The best way I found to reproduce this is:
1. Run:
Tools/Scripts/run-webkit-tests --no-show-results --no-new-test-results --no-retry-failures --no-sample-on-timeout --no-build --results-directory layout-test-results --debug-rwt-logging --release --gtk --no-timeout -f webrtc
2. On another tab check with htop the CPU usage of those WebKitNetworkProcess (you can enable to display thread names via F2->Display Options->Show custom thread names) and you will see a lot of webrtc-rice-XX thread using lot of CPU.
| Attachments | ||
|---|---|---|
| Add attachment proposed patch, testcase, etc. |
Carlos Alberto Lopez Perez
Note: passing --no-timeout to run-webkit-tests is needed so the tool doesn't kill WTR. The idea is that those tests should not enter into that very long (endless?) busy loop even when passing --no-timeout
Carlos Alberto Lopez Perez
I have bisected this, this is caused by 311577@main
Confirmed by:
- Checkout 311576@main and run test 1, wait for run-webkit-tests to print lines, then wait 1 minute more and you see only one WebKitWebProcess spinning CPU, which seems unrelated to this bug
- Checkout 311577@main and run test 1, wait for run-webkit-tests to print lines, then wait 1 minute more and you see the previous WebKitWebProcess spinning CPU but a lot more WebKitNetworkProcess spinning even more CPU.
This is a "top" snapshot around 2 minutes later than run-webkit-tests stopped printing lines
Check how there is even a WebKitNetworkProcess with more than 20 minutes of CPU time used burning through several cores (636% CPU usage).
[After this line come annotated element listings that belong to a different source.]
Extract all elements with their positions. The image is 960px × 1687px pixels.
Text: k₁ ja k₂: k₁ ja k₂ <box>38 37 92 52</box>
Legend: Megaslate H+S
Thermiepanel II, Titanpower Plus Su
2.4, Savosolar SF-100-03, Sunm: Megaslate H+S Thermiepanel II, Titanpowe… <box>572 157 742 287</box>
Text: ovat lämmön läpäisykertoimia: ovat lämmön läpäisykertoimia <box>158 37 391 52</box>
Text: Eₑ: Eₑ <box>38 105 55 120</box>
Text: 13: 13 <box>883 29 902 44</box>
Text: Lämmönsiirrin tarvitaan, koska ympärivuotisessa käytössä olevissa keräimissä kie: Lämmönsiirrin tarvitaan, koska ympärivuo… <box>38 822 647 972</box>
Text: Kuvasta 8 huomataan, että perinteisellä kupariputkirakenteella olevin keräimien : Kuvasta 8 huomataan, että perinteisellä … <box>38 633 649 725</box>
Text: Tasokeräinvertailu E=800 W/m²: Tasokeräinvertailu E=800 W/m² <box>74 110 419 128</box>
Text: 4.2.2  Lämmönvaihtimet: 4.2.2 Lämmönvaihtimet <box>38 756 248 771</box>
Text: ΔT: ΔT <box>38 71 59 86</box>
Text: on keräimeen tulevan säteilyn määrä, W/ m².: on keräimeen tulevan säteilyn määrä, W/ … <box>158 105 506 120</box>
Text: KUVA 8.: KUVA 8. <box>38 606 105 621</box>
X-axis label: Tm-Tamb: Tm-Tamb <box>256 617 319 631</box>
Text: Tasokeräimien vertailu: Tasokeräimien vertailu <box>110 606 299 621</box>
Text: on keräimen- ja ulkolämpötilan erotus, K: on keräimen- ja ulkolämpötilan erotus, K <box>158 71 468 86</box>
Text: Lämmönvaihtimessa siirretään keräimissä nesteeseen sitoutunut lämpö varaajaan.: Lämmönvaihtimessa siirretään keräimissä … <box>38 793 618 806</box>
That doesn't happen before 311577@main
Note: I also tested to revert in the SDK https://github.com/Igalia/webkit-container-sdk/commit/c228acd but the issue keeps happening with librice v0.3.0
PID USER PR NI VIRT RES SHR S %CPU %MEM TIME+ COMMAND
1561064 clopez 20 0 86.0g 195388 67096 S 636.0 0.1 20:55.51 WebKitNetworkPr
1560495 clopez 20 0 72.3g 95576 67352 S 147.4 0.1 4:47.17 WebKitNetworkPr
1560676 clopez 20 0 71.9g 95596 66452 S 144.7 0.1 4:25.84 WebKitNetworkPr
1560835 clopez 20 0 72.7g 97464 67248 S 127.2 0.1 3:39.79 WebKitNetworkPr
1560862 clopez 20 0 71.8g 95340 66444 S 121.9 0.1 3:49.37 WebKitNetworkPr
1560500 clopez 20 0 72.4g 100792 69296 S 103.5 0.1 3:50.74 WebKitNetworkPr
1560891 clopez 20 0 71.4g 95452 67348 S 96.5 0.1 2:38.17 WebKitNetworkPr
1561016 clopez 20 0 71.5g 95536 67400 S 96.5 0.1 3:00.53 WebKitNetworkPr
1560900 clopez 20 0 71.6g 95228 66436 S 93.9 0.1 2:46.44 WebKitNetworkPr
1560861 clopez 20 0 71.3g 95080 66328 S 88.6 0.1 2:40.04 WebKitNetworkPr
1560694 clopez 20 0 72.1g 95272 66432 S 83.3 0.1 2:48.20 WebKitNetworkPr
1560923 clopez 20 0 72.0g 95504 66508 S 78.1 0.1 3:09.31 WebKitNetworkPr
1560875 clopez 20 0 71.7g 95884 66640 S 60.5 0.1 3:15.21 WebKitNetworkPr
1560839 clopez 20 0 71.4g 95408 67376 S 57.0 0.1 2:13.37 WebKitNetworkPr
1560897 clopez 20 0 71.0g 95248 66472 S 57.0 0.1 1:32.37 WebKitNetworkPr
1561380 clopez 20 0 81.5g 632108 283636 R 42.1 0.5 1:41.94 WebKitWebProces
1560725 clopez 20 0 71.1g 95328 66644 S 37.7 0.1 1:29.10 WebKitNetworkPr
1560951 clopez 20 0 71.1g 95348 66636 S 36.8 0.1 2:09.71 WebKitNetworkPr
1560745 clopez 20 0 71.1g 95040 67180 S 31.6 0.1 0:42.01 WebKitNetworkPr
1560902 clopez 20 0 71.0g 94756 66320 S 31.6 0.1 1:39.89 WebKitNetworkPr
1560873 clopez 20 0 71.5g 95416 66500 S 28.1 0.1 0:43.34 WebKitNetworkPr
1561033 clopez 20 0 70.9g 95140 67172 S 27.2 0.1 0:48.47 WebKitNetworkPr
1560724 clopez 20 0 71.0g 95168 66404 S 23.7 0.1 0:49.81 WebKitNetworkPr
Philippe Normand
Pull request: https://github.com/WebKit/WebKit/pull/63960
Philippe Normand
I think the recv GSource blocks on TCP sockets polling, or maybe there's a bug in rice-io. I don't have time to investigate this further now, so we went for a short-term workaround, to make bots happy...
EWS
Committed 312352@main (5ef5c9f38896): <https://commits.webkit.org/312352@main>
Reviewed commits have been landed. Closing PR #63960 and removing active labels.
Philippe Normand
We'd need a proper patch instead of a workaround. Re-opening.
Philippe Normand
Pull request: https://github.com/WebKit/WebKit/pull/64664
EWS
Committed 313309@main (ecec9b6009d9): <https://commits.webkit.org/313309@main>
Reviewed commits have been landed. Closing PR #64664 and removing active labels.